Optimism and pessimism

Remember that time you avoided hitting a pedestrian who darted in front of your car? Remember that other time you ran a pedestrian over? Now assume determinism and the relevant physics. It follows that both incidents turned out as well for you and the pedestrian as they could have ‒ and also as badly as they could have. That’s because each incident turned out the only way it could have for you and the pedestrian. (I ignore the literally negligible chance that either incident turns out differently for the people involved.)

According to determinism and the relevant physics, events always turn out as well as they could for those involved. This consequence seems to support optimism. Yet events also always turn out as badly as they could for those involved, which seems to support pessimism. How, you might ask, can any correct worldview support both optimism and its contrary?
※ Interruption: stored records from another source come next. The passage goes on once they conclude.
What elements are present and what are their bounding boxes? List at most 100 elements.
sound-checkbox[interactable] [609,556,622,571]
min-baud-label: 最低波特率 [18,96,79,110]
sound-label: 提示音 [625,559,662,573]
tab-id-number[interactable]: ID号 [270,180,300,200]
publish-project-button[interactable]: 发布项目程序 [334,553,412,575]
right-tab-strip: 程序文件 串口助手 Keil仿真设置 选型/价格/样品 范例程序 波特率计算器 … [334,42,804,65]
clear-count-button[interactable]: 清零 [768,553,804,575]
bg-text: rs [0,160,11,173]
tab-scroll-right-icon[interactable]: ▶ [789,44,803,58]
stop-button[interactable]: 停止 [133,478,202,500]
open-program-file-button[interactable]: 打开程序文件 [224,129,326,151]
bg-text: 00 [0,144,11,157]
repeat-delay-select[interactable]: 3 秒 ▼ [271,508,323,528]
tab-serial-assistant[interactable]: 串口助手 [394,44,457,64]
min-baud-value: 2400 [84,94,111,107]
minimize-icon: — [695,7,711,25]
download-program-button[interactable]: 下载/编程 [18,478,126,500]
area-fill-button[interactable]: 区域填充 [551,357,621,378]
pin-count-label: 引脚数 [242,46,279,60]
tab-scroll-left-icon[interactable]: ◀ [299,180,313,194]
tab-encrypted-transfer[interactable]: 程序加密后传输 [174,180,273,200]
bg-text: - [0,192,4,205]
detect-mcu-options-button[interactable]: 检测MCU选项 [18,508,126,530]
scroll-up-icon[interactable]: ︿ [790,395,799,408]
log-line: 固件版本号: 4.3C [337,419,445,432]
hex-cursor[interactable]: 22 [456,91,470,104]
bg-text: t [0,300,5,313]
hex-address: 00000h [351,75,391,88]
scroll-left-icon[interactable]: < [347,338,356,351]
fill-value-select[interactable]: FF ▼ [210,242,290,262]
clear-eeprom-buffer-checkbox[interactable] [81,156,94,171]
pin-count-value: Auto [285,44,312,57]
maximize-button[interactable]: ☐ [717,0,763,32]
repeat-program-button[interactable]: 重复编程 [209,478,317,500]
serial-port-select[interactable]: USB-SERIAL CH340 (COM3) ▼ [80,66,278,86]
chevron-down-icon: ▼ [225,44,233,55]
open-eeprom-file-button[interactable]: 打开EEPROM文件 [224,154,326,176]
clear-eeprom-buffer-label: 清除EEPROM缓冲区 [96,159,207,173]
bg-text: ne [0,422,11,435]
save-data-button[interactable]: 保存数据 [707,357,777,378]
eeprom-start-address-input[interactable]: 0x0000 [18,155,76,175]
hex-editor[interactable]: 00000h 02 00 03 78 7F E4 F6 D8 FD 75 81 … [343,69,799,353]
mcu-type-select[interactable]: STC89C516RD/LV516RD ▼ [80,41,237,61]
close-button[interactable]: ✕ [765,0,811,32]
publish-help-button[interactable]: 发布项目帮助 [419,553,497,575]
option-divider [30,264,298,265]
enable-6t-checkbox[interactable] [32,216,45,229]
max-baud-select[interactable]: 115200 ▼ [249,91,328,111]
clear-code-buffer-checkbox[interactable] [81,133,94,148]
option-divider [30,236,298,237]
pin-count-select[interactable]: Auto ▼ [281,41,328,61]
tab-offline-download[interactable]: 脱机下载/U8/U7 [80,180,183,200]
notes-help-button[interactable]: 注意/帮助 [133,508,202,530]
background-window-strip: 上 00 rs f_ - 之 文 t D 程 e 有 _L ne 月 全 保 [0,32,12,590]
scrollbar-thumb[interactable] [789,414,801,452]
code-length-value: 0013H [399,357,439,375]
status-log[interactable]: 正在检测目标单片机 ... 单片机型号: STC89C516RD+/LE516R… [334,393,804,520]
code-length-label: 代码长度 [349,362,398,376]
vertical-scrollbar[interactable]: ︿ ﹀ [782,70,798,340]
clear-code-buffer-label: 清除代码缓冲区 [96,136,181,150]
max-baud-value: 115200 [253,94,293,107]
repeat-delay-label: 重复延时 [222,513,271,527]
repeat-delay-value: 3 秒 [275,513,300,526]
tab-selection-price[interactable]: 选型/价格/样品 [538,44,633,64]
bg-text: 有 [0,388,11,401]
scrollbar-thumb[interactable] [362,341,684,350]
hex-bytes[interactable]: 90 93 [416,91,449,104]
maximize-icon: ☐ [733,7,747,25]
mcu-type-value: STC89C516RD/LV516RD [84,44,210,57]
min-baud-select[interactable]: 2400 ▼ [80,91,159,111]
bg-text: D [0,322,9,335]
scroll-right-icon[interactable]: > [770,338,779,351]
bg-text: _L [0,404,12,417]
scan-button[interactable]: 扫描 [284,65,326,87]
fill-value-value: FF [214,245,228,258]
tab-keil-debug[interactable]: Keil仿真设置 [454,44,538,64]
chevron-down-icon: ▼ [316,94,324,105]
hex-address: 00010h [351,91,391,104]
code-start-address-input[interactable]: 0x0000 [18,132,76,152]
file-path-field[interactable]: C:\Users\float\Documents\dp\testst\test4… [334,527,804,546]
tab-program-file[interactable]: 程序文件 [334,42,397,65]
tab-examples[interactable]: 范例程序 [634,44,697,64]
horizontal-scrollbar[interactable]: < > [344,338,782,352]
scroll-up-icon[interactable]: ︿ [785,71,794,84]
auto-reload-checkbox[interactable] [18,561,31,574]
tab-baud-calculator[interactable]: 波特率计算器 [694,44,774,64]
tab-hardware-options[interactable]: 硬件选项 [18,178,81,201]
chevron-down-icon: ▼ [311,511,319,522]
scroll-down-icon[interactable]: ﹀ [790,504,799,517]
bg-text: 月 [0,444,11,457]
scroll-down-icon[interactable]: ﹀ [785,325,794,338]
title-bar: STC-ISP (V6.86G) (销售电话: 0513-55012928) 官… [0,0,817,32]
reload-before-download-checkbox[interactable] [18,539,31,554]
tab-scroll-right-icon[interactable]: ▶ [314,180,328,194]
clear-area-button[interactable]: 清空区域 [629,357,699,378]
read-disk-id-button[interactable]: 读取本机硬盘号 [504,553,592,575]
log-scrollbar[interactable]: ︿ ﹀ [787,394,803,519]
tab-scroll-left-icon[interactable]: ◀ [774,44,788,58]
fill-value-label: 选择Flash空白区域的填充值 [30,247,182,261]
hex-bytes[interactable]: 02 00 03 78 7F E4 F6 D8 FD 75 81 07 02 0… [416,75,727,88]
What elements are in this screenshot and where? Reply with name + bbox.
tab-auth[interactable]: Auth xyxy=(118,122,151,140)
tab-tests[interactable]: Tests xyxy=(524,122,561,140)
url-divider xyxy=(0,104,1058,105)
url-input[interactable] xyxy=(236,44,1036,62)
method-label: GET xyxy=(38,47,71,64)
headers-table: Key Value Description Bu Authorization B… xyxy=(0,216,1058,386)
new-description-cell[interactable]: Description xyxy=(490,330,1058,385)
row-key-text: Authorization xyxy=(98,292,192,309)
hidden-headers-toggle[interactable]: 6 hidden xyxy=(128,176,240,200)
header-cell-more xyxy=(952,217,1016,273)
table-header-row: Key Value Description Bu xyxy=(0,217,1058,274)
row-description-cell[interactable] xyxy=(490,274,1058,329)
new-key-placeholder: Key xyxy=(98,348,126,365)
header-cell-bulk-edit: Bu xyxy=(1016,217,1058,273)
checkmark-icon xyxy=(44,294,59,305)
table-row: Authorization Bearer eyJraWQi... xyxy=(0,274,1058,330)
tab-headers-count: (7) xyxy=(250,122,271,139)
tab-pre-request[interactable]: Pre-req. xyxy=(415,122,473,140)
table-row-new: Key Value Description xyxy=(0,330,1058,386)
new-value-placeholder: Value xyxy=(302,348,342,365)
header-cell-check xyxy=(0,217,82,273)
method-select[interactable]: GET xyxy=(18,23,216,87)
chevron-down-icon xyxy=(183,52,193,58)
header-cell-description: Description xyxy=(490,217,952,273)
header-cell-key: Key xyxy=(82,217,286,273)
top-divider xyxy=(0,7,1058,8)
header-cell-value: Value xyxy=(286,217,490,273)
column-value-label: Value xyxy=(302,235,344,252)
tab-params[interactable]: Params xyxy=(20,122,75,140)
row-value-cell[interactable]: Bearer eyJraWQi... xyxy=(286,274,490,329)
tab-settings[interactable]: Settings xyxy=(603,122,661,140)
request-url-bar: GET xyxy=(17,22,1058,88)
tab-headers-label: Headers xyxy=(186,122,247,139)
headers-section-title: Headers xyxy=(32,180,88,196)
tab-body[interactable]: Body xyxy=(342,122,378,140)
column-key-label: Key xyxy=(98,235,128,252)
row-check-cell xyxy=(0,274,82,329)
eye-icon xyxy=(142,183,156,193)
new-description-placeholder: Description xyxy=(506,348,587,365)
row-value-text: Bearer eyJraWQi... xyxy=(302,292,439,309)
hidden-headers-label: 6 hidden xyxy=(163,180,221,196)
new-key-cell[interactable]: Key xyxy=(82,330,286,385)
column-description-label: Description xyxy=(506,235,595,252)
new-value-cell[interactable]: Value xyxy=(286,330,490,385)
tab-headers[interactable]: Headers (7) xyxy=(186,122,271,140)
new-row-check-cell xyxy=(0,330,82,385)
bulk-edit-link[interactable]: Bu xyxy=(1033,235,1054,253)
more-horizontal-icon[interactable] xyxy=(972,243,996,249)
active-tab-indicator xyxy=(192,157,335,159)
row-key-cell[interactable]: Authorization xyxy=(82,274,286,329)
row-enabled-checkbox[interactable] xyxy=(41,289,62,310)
The answer requires distinguishing (a) “Events always turn out as well as they could for those involved” from (b) “Events usually turn out well for those involved.” Clearly the determinist’s (a) doesn’t imply the optimist’s (b). Likewise, the fact that events always turn out as badly as they could for those involved doesn’t imply that they usually turn out badly for those involved. So determinism, by itself, supports neither optimism nor pessimism.

If a restaurant is awful enough, then the best meal you can get there won’t usually be good. If a restaurant is great enough, then the worst meal you can get there won’t usually be bad. The optimist says that our existence is more like the great restaurant than the awful one; the pessimist says the reverse. Which, if either, of them is right is a large issue that I’ll touch on in future posts.